La storia, quella con la «s» minuscola, lasciò quei criminali di guerra impuniti, Anzi, li avremmo ritrovati spesso assoldati dai servizi segreti occidentali in funzione anticomunista.

Il tribunale della Storia deve, invece, esprimere un giudizio serio, severo, deciso, su quegli anni e su quei fenomeni: le classi dominanti, che vollero quella guerra e consentirono quello sterminio, hanno fallito ovunque e ripetutamente, dimostrando di essere in grado di arrecare solo lutti, ingiustizie, cancellazione della dignità umana.

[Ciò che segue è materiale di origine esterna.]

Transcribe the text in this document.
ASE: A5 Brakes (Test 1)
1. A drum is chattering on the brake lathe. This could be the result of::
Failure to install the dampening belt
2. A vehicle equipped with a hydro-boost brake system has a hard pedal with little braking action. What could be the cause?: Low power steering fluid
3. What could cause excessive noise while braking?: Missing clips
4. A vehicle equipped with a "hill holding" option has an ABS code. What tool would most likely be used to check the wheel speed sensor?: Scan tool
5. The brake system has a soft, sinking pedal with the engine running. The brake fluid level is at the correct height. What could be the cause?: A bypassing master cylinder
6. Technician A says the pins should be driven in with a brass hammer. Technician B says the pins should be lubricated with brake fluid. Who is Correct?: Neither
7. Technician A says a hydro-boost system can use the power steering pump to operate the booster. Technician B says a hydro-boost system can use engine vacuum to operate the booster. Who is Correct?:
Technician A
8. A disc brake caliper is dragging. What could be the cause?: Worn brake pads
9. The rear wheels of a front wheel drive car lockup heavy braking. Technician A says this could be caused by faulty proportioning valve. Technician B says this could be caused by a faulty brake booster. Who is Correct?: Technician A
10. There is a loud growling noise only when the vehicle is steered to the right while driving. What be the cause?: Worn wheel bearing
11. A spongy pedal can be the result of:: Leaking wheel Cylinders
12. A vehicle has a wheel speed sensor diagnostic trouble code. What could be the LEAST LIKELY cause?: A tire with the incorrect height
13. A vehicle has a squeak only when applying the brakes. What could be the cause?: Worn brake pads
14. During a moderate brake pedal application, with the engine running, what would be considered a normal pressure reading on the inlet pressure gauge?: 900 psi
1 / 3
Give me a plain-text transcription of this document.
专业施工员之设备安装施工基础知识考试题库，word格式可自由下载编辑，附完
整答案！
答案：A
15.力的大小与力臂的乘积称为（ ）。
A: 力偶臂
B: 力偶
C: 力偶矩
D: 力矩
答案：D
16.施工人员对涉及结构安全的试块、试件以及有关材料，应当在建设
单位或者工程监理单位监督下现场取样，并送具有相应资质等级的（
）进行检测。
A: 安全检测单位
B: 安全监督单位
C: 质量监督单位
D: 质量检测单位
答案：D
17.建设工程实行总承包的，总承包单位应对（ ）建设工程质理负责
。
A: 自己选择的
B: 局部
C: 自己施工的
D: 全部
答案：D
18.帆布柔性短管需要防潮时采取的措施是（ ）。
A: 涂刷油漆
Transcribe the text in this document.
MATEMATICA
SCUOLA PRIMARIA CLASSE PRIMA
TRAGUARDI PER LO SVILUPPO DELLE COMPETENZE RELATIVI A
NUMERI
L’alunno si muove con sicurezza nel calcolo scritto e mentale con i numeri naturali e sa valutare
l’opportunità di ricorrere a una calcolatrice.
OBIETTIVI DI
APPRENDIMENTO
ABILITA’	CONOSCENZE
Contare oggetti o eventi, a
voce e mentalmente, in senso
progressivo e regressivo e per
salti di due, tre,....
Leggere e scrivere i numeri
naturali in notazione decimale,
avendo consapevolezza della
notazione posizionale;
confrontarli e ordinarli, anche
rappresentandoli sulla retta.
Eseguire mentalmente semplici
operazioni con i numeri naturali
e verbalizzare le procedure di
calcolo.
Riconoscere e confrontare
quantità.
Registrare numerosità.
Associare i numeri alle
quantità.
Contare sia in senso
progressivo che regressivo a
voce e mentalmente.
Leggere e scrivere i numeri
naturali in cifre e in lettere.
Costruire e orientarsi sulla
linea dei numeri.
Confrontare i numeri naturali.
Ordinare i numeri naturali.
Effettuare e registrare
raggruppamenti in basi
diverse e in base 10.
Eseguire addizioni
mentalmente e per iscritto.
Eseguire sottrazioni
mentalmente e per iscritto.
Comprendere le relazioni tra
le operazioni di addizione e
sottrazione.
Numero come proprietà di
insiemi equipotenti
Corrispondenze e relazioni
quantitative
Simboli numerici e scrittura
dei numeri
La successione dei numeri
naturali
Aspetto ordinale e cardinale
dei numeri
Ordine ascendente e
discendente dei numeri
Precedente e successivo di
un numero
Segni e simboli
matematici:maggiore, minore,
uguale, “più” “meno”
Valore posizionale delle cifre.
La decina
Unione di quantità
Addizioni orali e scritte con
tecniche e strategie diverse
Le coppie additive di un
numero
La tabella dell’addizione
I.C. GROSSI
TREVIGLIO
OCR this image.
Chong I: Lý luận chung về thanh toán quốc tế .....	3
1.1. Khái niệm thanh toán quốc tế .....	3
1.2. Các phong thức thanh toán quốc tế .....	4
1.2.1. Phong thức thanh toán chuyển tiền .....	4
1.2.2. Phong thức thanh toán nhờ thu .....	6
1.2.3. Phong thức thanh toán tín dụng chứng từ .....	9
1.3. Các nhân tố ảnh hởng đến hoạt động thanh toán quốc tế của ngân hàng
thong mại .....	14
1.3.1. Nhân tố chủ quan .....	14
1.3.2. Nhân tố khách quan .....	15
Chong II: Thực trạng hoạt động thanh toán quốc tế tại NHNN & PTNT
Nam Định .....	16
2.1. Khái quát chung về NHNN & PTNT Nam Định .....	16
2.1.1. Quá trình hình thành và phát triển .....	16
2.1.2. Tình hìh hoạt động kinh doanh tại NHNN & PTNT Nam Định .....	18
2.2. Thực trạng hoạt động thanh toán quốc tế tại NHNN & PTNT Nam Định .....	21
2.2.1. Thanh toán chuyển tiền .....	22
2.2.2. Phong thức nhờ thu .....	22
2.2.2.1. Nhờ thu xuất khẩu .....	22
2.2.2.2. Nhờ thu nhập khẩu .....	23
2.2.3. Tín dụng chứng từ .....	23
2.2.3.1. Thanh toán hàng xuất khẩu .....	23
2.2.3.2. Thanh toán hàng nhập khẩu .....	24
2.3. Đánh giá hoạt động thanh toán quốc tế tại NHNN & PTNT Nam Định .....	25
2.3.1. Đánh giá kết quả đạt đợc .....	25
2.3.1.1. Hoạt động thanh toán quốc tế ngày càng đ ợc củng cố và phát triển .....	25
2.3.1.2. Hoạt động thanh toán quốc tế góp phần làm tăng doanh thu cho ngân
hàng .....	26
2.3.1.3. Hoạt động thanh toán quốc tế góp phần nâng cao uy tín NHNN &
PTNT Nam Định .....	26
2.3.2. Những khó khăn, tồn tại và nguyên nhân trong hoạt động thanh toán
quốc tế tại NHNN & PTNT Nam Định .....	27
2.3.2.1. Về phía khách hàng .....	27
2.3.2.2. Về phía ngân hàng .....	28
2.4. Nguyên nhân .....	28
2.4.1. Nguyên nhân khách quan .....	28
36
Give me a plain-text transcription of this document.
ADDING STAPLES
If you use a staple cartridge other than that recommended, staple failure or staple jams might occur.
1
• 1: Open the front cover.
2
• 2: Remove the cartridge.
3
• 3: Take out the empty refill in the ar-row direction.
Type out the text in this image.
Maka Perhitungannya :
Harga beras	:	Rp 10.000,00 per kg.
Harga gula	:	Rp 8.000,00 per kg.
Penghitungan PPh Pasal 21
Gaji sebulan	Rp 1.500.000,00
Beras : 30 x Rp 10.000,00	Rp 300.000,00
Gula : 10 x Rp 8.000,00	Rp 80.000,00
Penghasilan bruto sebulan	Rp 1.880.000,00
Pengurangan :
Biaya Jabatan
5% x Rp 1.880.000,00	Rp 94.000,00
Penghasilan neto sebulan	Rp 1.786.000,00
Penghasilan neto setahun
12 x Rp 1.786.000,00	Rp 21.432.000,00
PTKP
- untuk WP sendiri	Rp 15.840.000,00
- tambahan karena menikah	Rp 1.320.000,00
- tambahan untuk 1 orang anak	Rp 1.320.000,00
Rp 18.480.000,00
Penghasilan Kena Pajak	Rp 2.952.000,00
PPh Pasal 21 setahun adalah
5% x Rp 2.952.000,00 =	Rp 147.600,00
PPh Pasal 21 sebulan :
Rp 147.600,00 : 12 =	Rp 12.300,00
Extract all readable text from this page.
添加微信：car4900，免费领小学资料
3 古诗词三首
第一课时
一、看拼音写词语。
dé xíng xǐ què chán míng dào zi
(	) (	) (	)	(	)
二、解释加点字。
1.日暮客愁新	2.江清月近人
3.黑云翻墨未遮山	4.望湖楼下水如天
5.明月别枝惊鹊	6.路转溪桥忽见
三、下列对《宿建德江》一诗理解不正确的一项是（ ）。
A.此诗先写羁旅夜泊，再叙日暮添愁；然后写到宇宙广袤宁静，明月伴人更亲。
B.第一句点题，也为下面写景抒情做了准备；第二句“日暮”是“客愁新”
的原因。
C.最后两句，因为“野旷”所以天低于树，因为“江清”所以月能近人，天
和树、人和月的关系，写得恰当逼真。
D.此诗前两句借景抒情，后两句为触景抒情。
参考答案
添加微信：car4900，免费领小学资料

Non consentire che tutto ciò si ripeta, significa per noi non solo ricordare, ma battersi col massimo impegno nella rimozione delle cause che tante sciagure e ingiustizie hanno generato e continuano a generare: perché i burattinai che vollero quella guerra sono ancora lì, seminando morte, ai posti di comando, alla guida di questo mondo. I rigurgiti neofascisti, in Europa e non solo, ci dimostrano che il pericolo si trova sempre dietro l’angolo; che il fascismo passa sempre attraverso lo smantellamento di ogni diritto e lo sfruttamento, oltre alla persecuzione, ad ogni livello, delle classi subalterne. che dobbiamo impegnarci a cambiare. La Memoria, qualora si prescindesse dalla comprensione delle cause e dall’impegno per rimuoverle, resterebbe parola senza significato: continueremmo a essere retorici ma a non far nulla di concreto affinché quell’orrore non si ripeta.